One week before my finals, my doctors readjusted my meds. I learned from a former tweaker that my love for speed was the reason my gums were receding horribly, my hair was falling off in clumps, I was skeletal and getting acne. Being vain and wanting to look good for graduation, I quit cold turkey. The beginning week was uneventful. By the time graduation and finals rolled around, the first wave of withdrawal symptom hit me. I was very paranoid and anxious, and completely unable to function. For some inexplicable reason, I was able to finish my degree with honors, but I was barely able to finish my graduation walk. I slept though most of my rehearsals and needed help walking up to the stage to get my diploma because I kept falling down. It was a proud moment, but very sad at the same time.

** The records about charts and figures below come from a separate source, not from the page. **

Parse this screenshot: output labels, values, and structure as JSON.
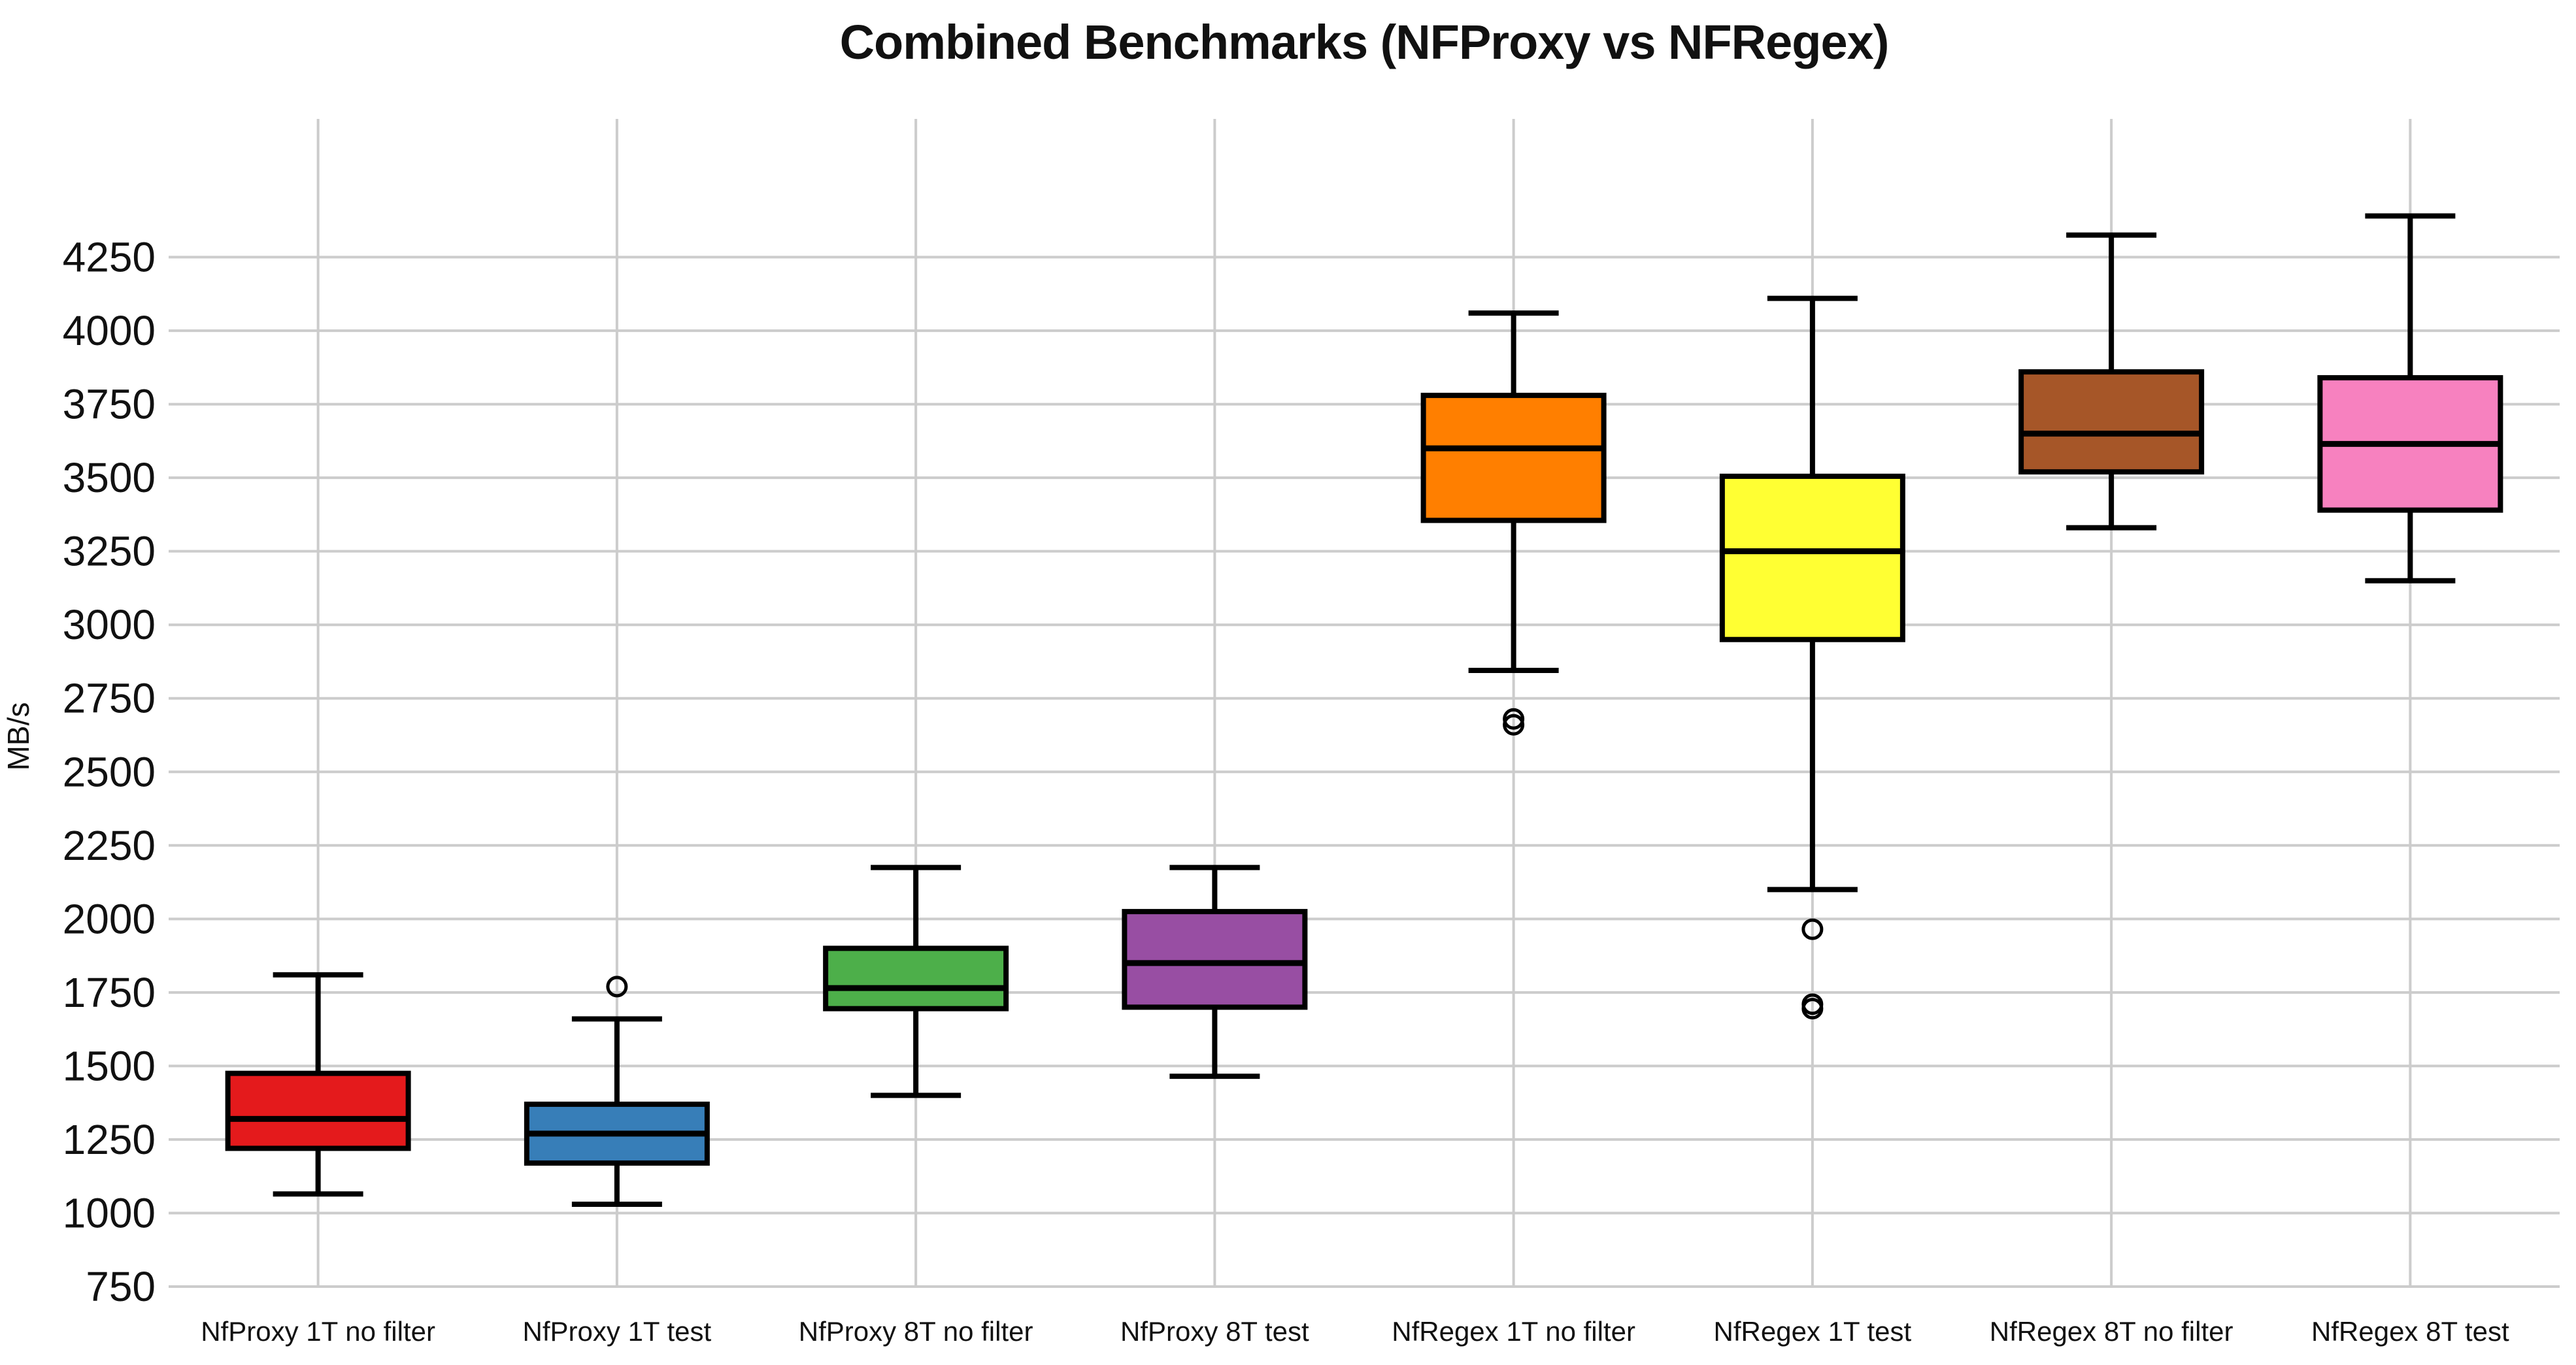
{
  "title": "Combined Benchmarks (NFProxy vs NFRegex)",
  "colors": {
    "background": "#ffffff",
    "grid": "#cccccc",
    "box_border": "#000000",
    "text": "#111111"
  },
  "chart_data": {
    "type": "box",
    "title": "Combined Benchmarks (NFProxy vs NFRegex)",
    "xlabel": "",
    "ylabel": "MB/s",
    "ylim": [
      750,
      4720
    ],
    "yticks": [
      750,
      1000,
      1250,
      1500,
      1750,
      2000,
      2250,
      2500,
      2750,
      3000,
      3250,
      3500,
      3750,
      4000,
      4250
    ],
    "grid": "both",
    "legend": "none",
    "categories": [
      "NfProxy 1T no filter",
      "NfProxy 1T test",
      "NfProxy 8T no filter",
      "NfProxy 8T test",
      "NfRegex 1T no filter",
      "NfRegex 1T test",
      "NfRegex 8T no filter",
      "NfRegex 8T test"
    ],
    "series": [
      {
        "label": "NfProxy 1T no filter",
        "color": "#e41a1c",
        "whisker_low": 1065,
        "q1": 1220,
        "median": 1320,
        "q3": 1475,
        "whisker_high": 1810,
        "outliers": []
      },
      {
        "label": "NfProxy 1T test",
        "color": "#377eb8",
        "whisker_low": 1030,
        "q1": 1170,
        "median": 1270,
        "q3": 1370,
        "whisker_high": 1660,
        "outliers": [
          1770
        ]
      },
      {
        "label": "NfProxy 8T no filter",
        "color": "#4daf4a",
        "whisker_low": 1400,
        "q1": 1695,
        "median": 1765,
        "q3": 1900,
        "whisker_high": 2175,
        "outliers": []
      },
      {
        "label": "NfProxy 8T test",
        "color": "#984ea3",
        "whisker_low": 1465,
        "q1": 1700,
        "median": 1850,
        "q3": 2025,
        "whisker_high": 2175,
        "outliers": []
      },
      {
        "label": "NfRegex 1T no filter",
        "color": "#ff7f00",
        "whisker_low": 2845,
        "q1": 3355,
        "median": 3600,
        "q3": 3780,
        "whisker_high": 4060,
        "outliers": [
          2680,
          2660
        ]
      },
      {
        "label": "NfRegex 1T test",
        "color": "#ffff33",
        "whisker_low": 2100,
        "q1": 2950,
        "median": 3250,
        "q3": 3505,
        "whisker_high": 4110,
        "outliers": [
          1965,
          1710,
          1695
        ]
      },
      {
        "label": "NfRegex 8T no filter",
        "color": "#a65628",
        "whisker_low": 3330,
        "q1": 3520,
        "median": 3650,
        "q3": 3860,
        "whisker_high": 4325,
        "outliers": []
      },
      {
        "label": "NfRegex 8T test",
        "color": "#f781bf",
        "whisker_low": 3150,
        "q1": 3390,
        "median": 3615,
        "q3": 3840,
        "whisker_high": 4390,
        "outliers": []
      }
    ]
  }
}
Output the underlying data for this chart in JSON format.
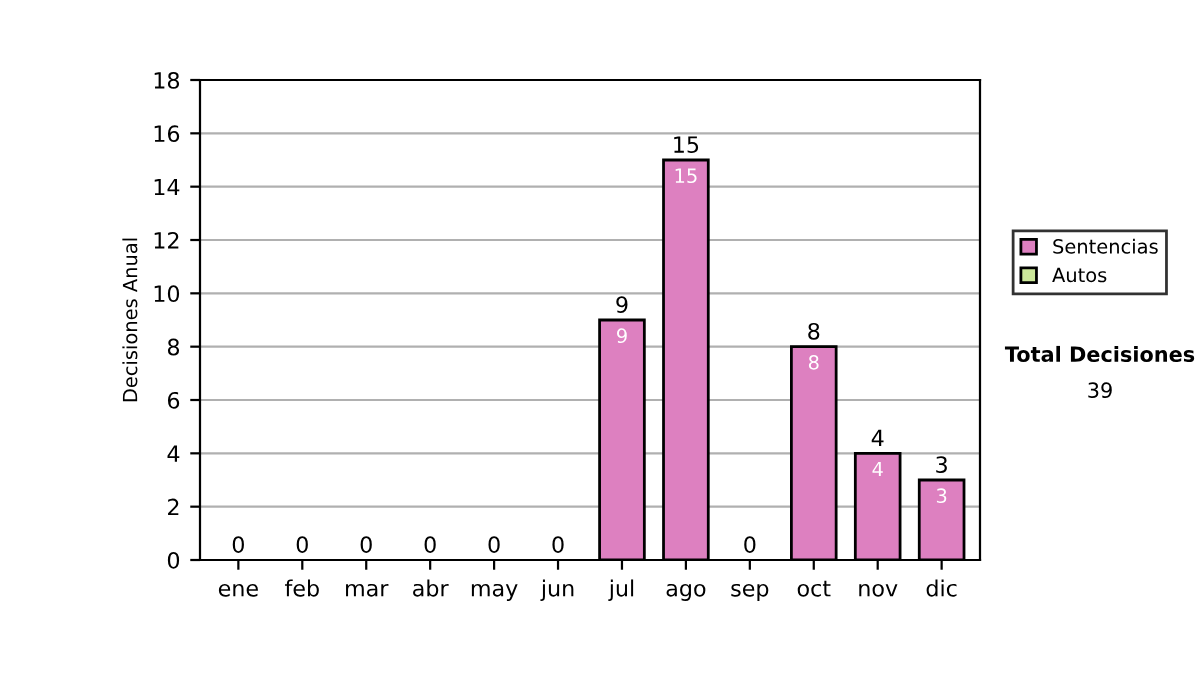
{
  "chart_data": {
    "type": "bar",
    "stacked": true,
    "ylabel": "Decisiones Anual",
    "categories": [
      "ene",
      "feb",
      "mar",
      "abr",
      "may",
      "jun",
      "jul",
      "ago",
      "sep",
      "oct",
      "nov",
      "dic"
    ],
    "series": [
      {
        "name": "Sentencias",
        "color": "#dd80c0",
        "values": [
          0,
          0,
          0,
          0,
          0,
          0,
          9,
          15,
          0,
          8,
          4,
          3
        ],
        "value_labels": [
          null,
          null,
          null,
          null,
          null,
          null,
          "9",
          "15",
          null,
          "8",
          "4",
          "3"
        ]
      },
      {
        "name": "Autos",
        "color": "#cce89a",
        "values": [
          0,
          0,
          0,
          0,
          0,
          0,
          0,
          0,
          0,
          0,
          0,
          0
        ]
      }
    ],
    "totals": [
      "0",
      "0",
      "0",
      "0",
      "0",
      "0",
      "9",
      "15",
      "0",
      "8",
      "4",
      "3"
    ],
    "ylim": [
      0,
      18
    ],
    "yticks": [
      0,
      2,
      4,
      6,
      8,
      10,
      12,
      14,
      16,
      18
    ],
    "grid": "y",
    "legend": "right",
    "annotations": [
      "Total Decisiones",
      "39"
    ]
  }
}
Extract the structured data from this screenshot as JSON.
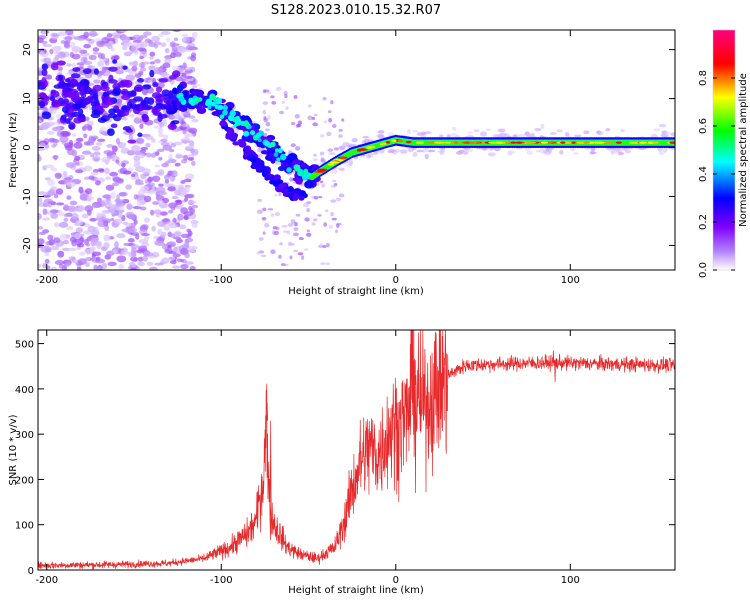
{
  "title": "S128.2023.010.15.32.R07",
  "chart_data": [
    {
      "type": "heatmap",
      "xlabel": "Height of straight line (km)",
      "ylabel": "Frequency (Hz)",
      "xlim": [
        -205,
        160
      ],
      "ylim": [
        -25,
        24
      ],
      "xticks": [
        -200,
        -100,
        0,
        100
      ],
      "yticks": [
        -20,
        -10,
        0,
        10,
        20
      ],
      "colorbar": {
        "label": "Normalized spectral amplitude",
        "range": [
          0,
          1
        ],
        "ticks": [
          0.0,
          0.2,
          0.4,
          0.6,
          0.8
        ],
        "colors": [
          "#ffffff",
          "#7f00ff",
          "#0000ff",
          "#00ffff",
          "#00ff00",
          "#ffff00",
          "#ff0000",
          "#ff007f"
        ]
      },
      "ridge": {
        "x": [
          -200,
          -180,
          -160,
          -140,
          -125,
          -115,
          -105,
          -95,
          -85,
          -75,
          -65,
          -55,
          -48,
          -44,
          -35,
          -25,
          -15,
          -5,
          0,
          10,
          50,
          100,
          160
        ],
        "y": [
          11,
          10,
          10,
          9,
          10,
          10,
          9,
          7,
          4,
          1,
          -2,
          -5,
          -6,
          -5,
          -3,
          -1,
          0,
          1,
          1.5,
          1,
          1,
          1,
          1
        ]
      },
      "secondary_ridge": {
        "x": [
          -100,
          -90,
          -80,
          -72,
          -65,
          -58,
          -52
        ],
        "y": [
          5,
          1,
          -3,
          -6,
          -8,
          -9.5,
          -10
        ]
      }
    },
    {
      "type": "line",
      "xlabel": "Height of straight line (km)",
      "ylabel": "SNR (10 * v/v)",
      "xlim": [
        -205,
        160
      ],
      "ylim": [
        0,
        530
      ],
      "xticks": [
        -200,
        -100,
        0,
        100
      ],
      "yticks": [
        0,
        100,
        200,
        300,
        400,
        500
      ],
      "color": "#e8292b",
      "trend": {
        "x": [
          -205,
          -160,
          -130,
          -110,
          -95,
          -85,
          -80,
          -76,
          -74,
          -72,
          -68,
          -62,
          -55,
          -45,
          -35,
          -30,
          -25,
          -20,
          -15,
          -10,
          -5,
          0,
          5,
          8,
          10,
          12,
          15,
          20,
          25,
          30,
          40,
          60,
          90,
          120,
          160
        ],
        "y": [
          10,
          12,
          15,
          25,
          50,
          80,
          110,
          200,
          330,
          120,
          90,
          50,
          35,
          25,
          50,
          100,
          180,
          240,
          270,
          250,
          300,
          320,
          330,
          360,
          480,
          380,
          360,
          380,
          410,
          430,
          452,
          455,
          458,
          455,
          452
        ]
      },
      "spikes": [
        {
          "x": -74,
          "y": 370
        },
        {
          "x": -72,
          "y": 330
        },
        {
          "x": 9,
          "y": 530
        },
        {
          "x": 11,
          "y": 170
        },
        {
          "x": -42,
          "y": 30
        },
        {
          "x": 90,
          "y": 485
        },
        {
          "x": 91,
          "y": 415
        }
      ]
    }
  ]
}
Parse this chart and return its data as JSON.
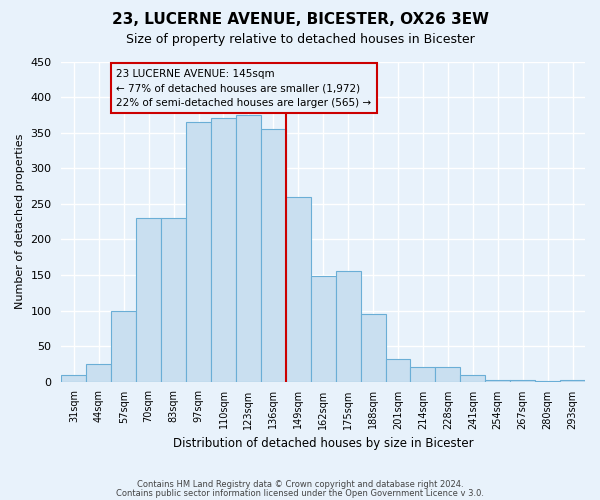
{
  "title": "23, LUCERNE AVENUE, BICESTER, OX26 3EW",
  "subtitle": "Size of property relative to detached houses in Bicester",
  "xlabel": "Distribution of detached houses by size in Bicester",
  "ylabel": "Number of detached properties",
  "bar_labels": [
    "31sqm",
    "44sqm",
    "57sqm",
    "70sqm",
    "83sqm",
    "97sqm",
    "110sqm",
    "123sqm",
    "136sqm",
    "149sqm",
    "162sqm",
    "175sqm",
    "188sqm",
    "201sqm",
    "214sqm",
    "228sqm",
    "241sqm",
    "254sqm",
    "267sqm",
    "280sqm",
    "293sqm"
  ],
  "bar_values": [
    10,
    25,
    100,
    230,
    230,
    365,
    370,
    375,
    355,
    260,
    148,
    155,
    95,
    32,
    20,
    20,
    10,
    3,
    3,
    1,
    2
  ],
  "bar_color": "#c9dff0",
  "bar_edge_color": "#6aaed6",
  "vline_x": 9,
  "vline_color": "#cc0000",
  "annotation_title": "23 LUCERNE AVENUE: 145sqm",
  "annotation_line2": "← 77% of detached houses are smaller (1,972)",
  "annotation_line3": "22% of semi-detached houses are larger (565) →",
  "annotation_box_color": "#cc0000",
  "ylim": [
    0,
    450
  ],
  "yticks": [
    0,
    50,
    100,
    150,
    200,
    250,
    300,
    350,
    400,
    450
  ],
  "footer_line1": "Contains HM Land Registry data © Crown copyright and database right 2024.",
  "footer_line2": "Contains public sector information licensed under the Open Government Licence v 3.0.",
  "bg_color": "#e8f2fb",
  "grid_color": "#ffffff"
}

I was more or less stable after that, because I actually found a competent and caring psychiatrist. He cut out all drugs and gave me
clonidine, a wonderful heart medication that was often used off-label to help
severely autistic people like me function . (How severe? He told me that without medications, my brain functions as if I we're using 500 micrograms of LSD, all the time.) I later learned that it is also a great medication in helping ease
drug withdrawal symptoms, which only serves to reinforce my notion that the Doctor knew what he was doing. I was addicted very addicted to clonidine and I was overly docile, but it really was better than the alternative of quitting cold turkey or losing my physical health again. My husband and I were working together to rebuild our marriage. Unfortunately, my friendship with Loki (one of the few people who remained my friend after the ordeal) reignited his jealousy. Also, watching Iva, my "substitute grandma" die, while I witnessed her kids fighting over the inheritance before giving up the ghost, devastated me. The Fargo flood didn't help matters any. Our apartment fell apart. There was quiet infidelity on both our ends (not with Loki who I did not like very much, someone else. When I got caught, it earned me a huge public beating that involved two long walks back and forth from Moorhead to the Dilworth Walmart.) By the time our apartment went underwater during the Fargo-Moorhead flood of 1997, my then-husband told me that I was not to move to his new apartment (which I was paying for.) Instead I "needed" to stay at my mom's place so I could get a better paying job to support us while he continued school (with a low-credit load and no job.) I was too tired to fight about the fact that he would keep most of the possessions I bought, and that I would pay for an apartment that I wasn't live in, nice clothes I would not wear, a credit card I was not allowed to use, and a car I could not drive, (as well as unintentionally helping him save up for a trip with his girlfriend to Spain, that he thankfully did not take after she embezzled him out of our life savings.) I was just happy to be out of there and to find work in the Cities right away.